Train Tickets or Rail Pass? If Dublin, Galway, and Limerick are all included in your itinerary, you might want to look into a rail pass. If Galway is only one of two stops, or your only stop, it would probably be better to stick to point to point train tickets.
How to get around: We said Dublin was walk-able, but Galway is really walk-able. A few of the main streets — Shop Street among them — don’t even allow vehicle traffic. There are several one-way streets and narrow streets as well, as so driving would be difficult (not to mention the whole driving-on-the-other-side-of-the-road thing. And roundabouts!).
Jackie’s Travel Tip: Definitely visit the aforementioned weekend market — delicious food, and I purchased a beautiful piece of local artwork there as well. Also, if you’re interested in the Claddagh rings, Galway is one of the best places in Ireland to purchase an authentic one (just ask any local shop owner or bartender where to look).
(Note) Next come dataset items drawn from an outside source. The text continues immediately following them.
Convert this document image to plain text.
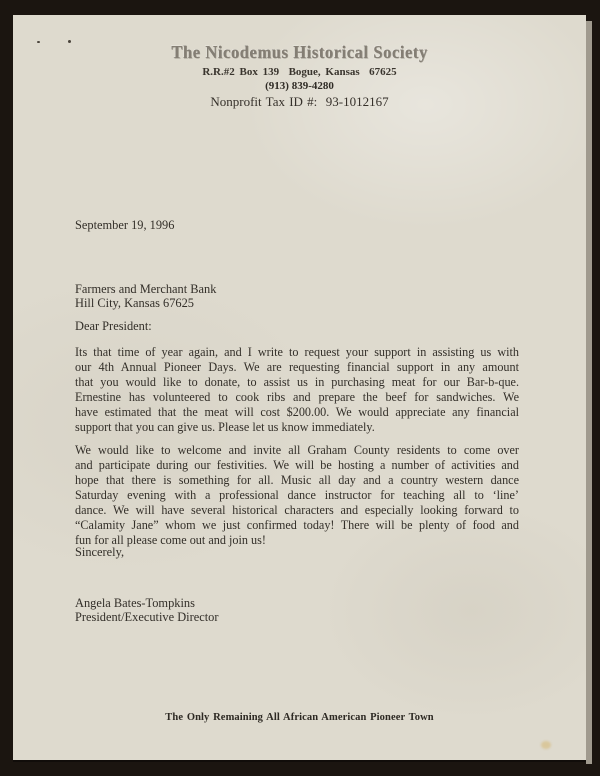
The Nicodemus Historical Society
R.R.#2 Box 139  Bogue, Kansas  67625
(913) 839-4280
Nonprofit Tax ID #:  93-1012167
September 19, 1996
Farmers and Merchant Bank
Hill City, Kansas 67625
Dear President:
Its that time of year again, and I write to request your support in assisting us with
our 4th Annual Pioneer Days. We are requesting financial support in any amount
that you would like to donate, to assist us in purchasing meat for our Bar-b-que.
Ernestine has volunteered to cook ribs and prepare the beef for sandwiches. We
have estimated that the meat will cost $200.00. We would appreciate any financial
support that you can give us. Please let us know immediately.
We would like to welcome and invite all Graham County residents to come over
and participate during our festivities. We will be hosting a number of activities and
hope that there is something for all. Music all day and a country western dance
Saturday evening with a professional dance instructor for teaching all to ‘line’
dance. We will have several historical characters and especially looking forward to
“Calamity Jane” whom we just confirmed today! There will be plenty of food and
fun for all please come out and join us!
Sincerely,
Angela Bates-Tompkins
President/Executive Director
The Only Remaining All African American Pioneer Town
For a fun night out with the locals, visit Hole in the Wall — the many-roomed pub where everyone gathers to watch rugby games and horse-racing.
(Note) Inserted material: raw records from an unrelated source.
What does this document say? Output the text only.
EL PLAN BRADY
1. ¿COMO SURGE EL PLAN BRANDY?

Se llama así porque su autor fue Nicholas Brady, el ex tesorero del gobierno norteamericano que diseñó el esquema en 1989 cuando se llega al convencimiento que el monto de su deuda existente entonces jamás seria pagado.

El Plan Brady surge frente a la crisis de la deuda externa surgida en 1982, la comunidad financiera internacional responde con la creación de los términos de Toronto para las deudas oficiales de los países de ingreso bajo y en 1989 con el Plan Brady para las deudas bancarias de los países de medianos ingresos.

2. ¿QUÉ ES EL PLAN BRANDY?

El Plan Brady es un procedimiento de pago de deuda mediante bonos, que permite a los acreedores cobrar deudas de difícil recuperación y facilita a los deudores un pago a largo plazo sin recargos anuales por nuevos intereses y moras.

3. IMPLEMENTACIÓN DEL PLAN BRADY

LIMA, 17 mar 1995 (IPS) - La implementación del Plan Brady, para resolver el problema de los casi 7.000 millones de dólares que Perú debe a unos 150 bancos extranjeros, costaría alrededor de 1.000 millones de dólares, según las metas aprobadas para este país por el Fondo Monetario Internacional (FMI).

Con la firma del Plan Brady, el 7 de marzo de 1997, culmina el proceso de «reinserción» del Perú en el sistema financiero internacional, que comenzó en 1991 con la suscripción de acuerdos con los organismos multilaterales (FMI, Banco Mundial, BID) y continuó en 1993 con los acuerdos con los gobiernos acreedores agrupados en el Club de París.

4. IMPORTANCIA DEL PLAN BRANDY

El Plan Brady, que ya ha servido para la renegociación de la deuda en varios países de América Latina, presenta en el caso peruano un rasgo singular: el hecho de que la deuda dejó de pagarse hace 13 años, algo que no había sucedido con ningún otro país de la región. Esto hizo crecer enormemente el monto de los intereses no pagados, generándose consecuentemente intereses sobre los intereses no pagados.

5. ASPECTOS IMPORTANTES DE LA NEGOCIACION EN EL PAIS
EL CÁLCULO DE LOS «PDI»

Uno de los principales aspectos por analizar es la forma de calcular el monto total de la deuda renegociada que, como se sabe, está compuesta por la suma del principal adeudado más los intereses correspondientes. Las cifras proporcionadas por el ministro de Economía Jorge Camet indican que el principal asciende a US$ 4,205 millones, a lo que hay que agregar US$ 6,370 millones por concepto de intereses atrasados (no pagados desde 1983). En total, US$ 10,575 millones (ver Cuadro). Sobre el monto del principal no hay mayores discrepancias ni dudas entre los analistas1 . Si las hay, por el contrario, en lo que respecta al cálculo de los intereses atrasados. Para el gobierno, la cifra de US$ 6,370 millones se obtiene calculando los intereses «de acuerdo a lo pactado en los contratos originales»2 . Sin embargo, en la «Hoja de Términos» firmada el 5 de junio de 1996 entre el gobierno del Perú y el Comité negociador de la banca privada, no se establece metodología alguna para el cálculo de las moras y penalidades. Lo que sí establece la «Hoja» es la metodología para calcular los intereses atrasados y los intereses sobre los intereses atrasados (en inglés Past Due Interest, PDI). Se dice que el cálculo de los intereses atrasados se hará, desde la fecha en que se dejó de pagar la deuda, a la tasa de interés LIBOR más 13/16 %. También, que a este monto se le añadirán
Dingle: The Tiny Town and Rural Landscape
Dingle sort of looks like it’s in the middle of nowhere. The Dingle Peninsula is named such after its only town, Dingle, which is also the western-most town in Europe. To give you an idea of what Dingle is like, I will tell you that its main attraction is a dolphin named Fungi — named such because he is such a “fun guy,” allegedly — who is special because he showed up in the peninsula one day almost twenty years ago and hasn’t left since then. Boat trips travel out daily to visit Fungi, and he appears so often to swim and leap along the boats that if you don’t see him when you’re out for your turn, you get your money back!
The buildings in Dingle are colorful and bright, and like Dublin and Galway there is no shortage of pubs or quaint storefronts. The area surrounding Dingle is all cliffs, greenery, and beaches -- it is hailed by many to be among the most beautiful landscapes in the world. Here we see a different side of Irish life, one that revolves around farming, artisan craft work (we visited a jewelry maker and a potter as we passed through), and preserving the ancient ruins and cemeteries that still dot the countryside.
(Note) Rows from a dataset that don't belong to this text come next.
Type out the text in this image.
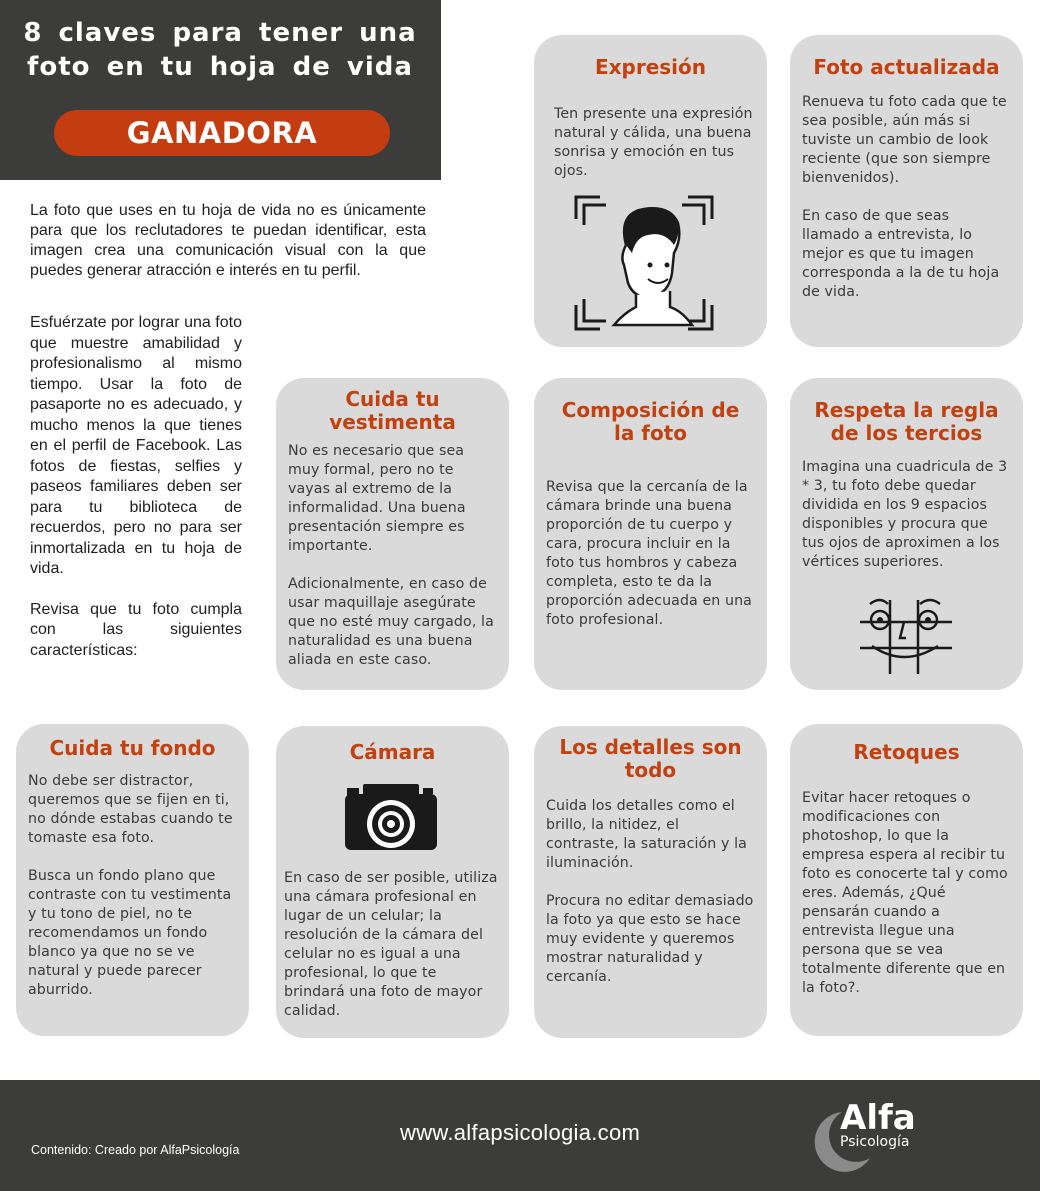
8 claves para tener una foto en tu hoja de vida
GANADORA
La foto que uses en tu hoja de vida no es únicamente para que los reclutadores te puedan identificar, esta imagen crea una comunicación visual con la que puedes generar atracción e interés en tu perfil.

Esfuérzate por lograr una foto que muestre amabilidad y profesionalismo al mismo tiempo. Usar la foto de pasaporte no es adecuado, y mucho menos la que tienes en el perfil de Facebook. Las fotos de fiestas, selfies y paseos familiares deben ser para tu biblioteca de recuerdos, pero no para ser inmortalizada en tu hoja de vida.

Revisa que tu foto cumpla con las siguientes características:

Expresión

Ten presente una expresión natural y cálida, una buena sonrisa y emoción en tus ojos.

Foto actualizada

Renueva tu foto cada que te sea posible, aún más si tuviste un cambio de look reciente (que son siempre bienvenidos).

En caso de que seas llamado a entrevista, lo mejor es que tu imagen corresponda a la de tu hoja de vida.

Cuida tu vestimenta

No es necesario que sea muy formal, pero no te vayas al extremo de la informalidad. Una buena presentación siempre es importante.

Adicionalmente, en caso de usar maquillaje asegúrate que no esté muy cargado, la naturalidad es una buena aliada en este caso.

Composición de la foto

Revisa que la cercanía de la cámara brinde una buena proporción de tu cuerpo y cara, procura incluir en la foto tus hombros y cabeza completa, esto te da la proporción adecuada en una foto profesional.

Respeta la regla de los tercios

Imagina una cuadricula de 3 * 3, tu foto debe quedar dividida en los 9 espacios disponibles y procura que tus ojos de aproximen a los vértices superiores.

Cuida tu fondo

No debe ser distractor, queremos que se fijen en ti, no dónde estabas cuando te tomaste esa foto.

Busca un fondo plano que contraste con tu vestimenta y tu tono de piel, no te recomendamos un fondo blanco ya que no se ve natural y puede parecer aburrido.

Cámara

En caso de ser posible, utiliza una cámara profesional en lugar de un celular; la resolución de la cámara del celular no es igual a una profesional, lo que te brindará una foto de mayor calidad.

Los detalles son todo

Cuida los detalles como el brillo, la nitidez, el contraste, la saturación y la iluminación.

Procura no editar demasiado la foto ya que esto se hace muy evidente y queremos mostrar naturalidad y cercanía.

Retoques

Evitar hacer retoques o modificaciones con photoshop, lo que la empresa espera al recibir tu foto es conocerte tal y como eres. Además, ¿Qué pensarán cuando a entrevista llegue una persona que se vea totalmente diferente que en la foto?.

Contenido: Creado por AlfaPsicología
www.alfapsicologia.com	Alfa
Psicología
The Dingle Peninsula almost feels like a place frozen in time, untouched by modernity and disinterested in anything the big cities have to offer. And in case you ever forget where you are — all of the street signs are written in Gaelic, not English, as this is one of the areas of the country where Gaelic is the primary language used.
It’s nice to know that such a place still exists, especially in such a well-trodden area of the world as Europe.
How to get there: The nearest train station is in Tralee, and the next nearest is Killarney. Buses operate between each of these cities and the town of Dingle.
How to get around: You can walk the entirety of the town of Dingle in about two hours, potentially less. To explore the rural countryside, I would recommend a bus tour or car rental.
Jackie’s Travel Tip: Try Murphy’s Ice Cream shop — there are flavors like Sea Salt and Caramel Honeycomb. Yes. Also the ride out to see Fungi is way more fun than it sounds, and there are beautiful views of the town from out on the water.
I hope you’ve enjoyed the first installment of my Ireland trip series. Next up: I take you on a ferry from Ireland over to Wales and England; I ride first class on a train to London; and more! Spoiler alert: the ferry had a bar, a movie theater, and chocolate croissants. It’s surprising I ever got off the ferry.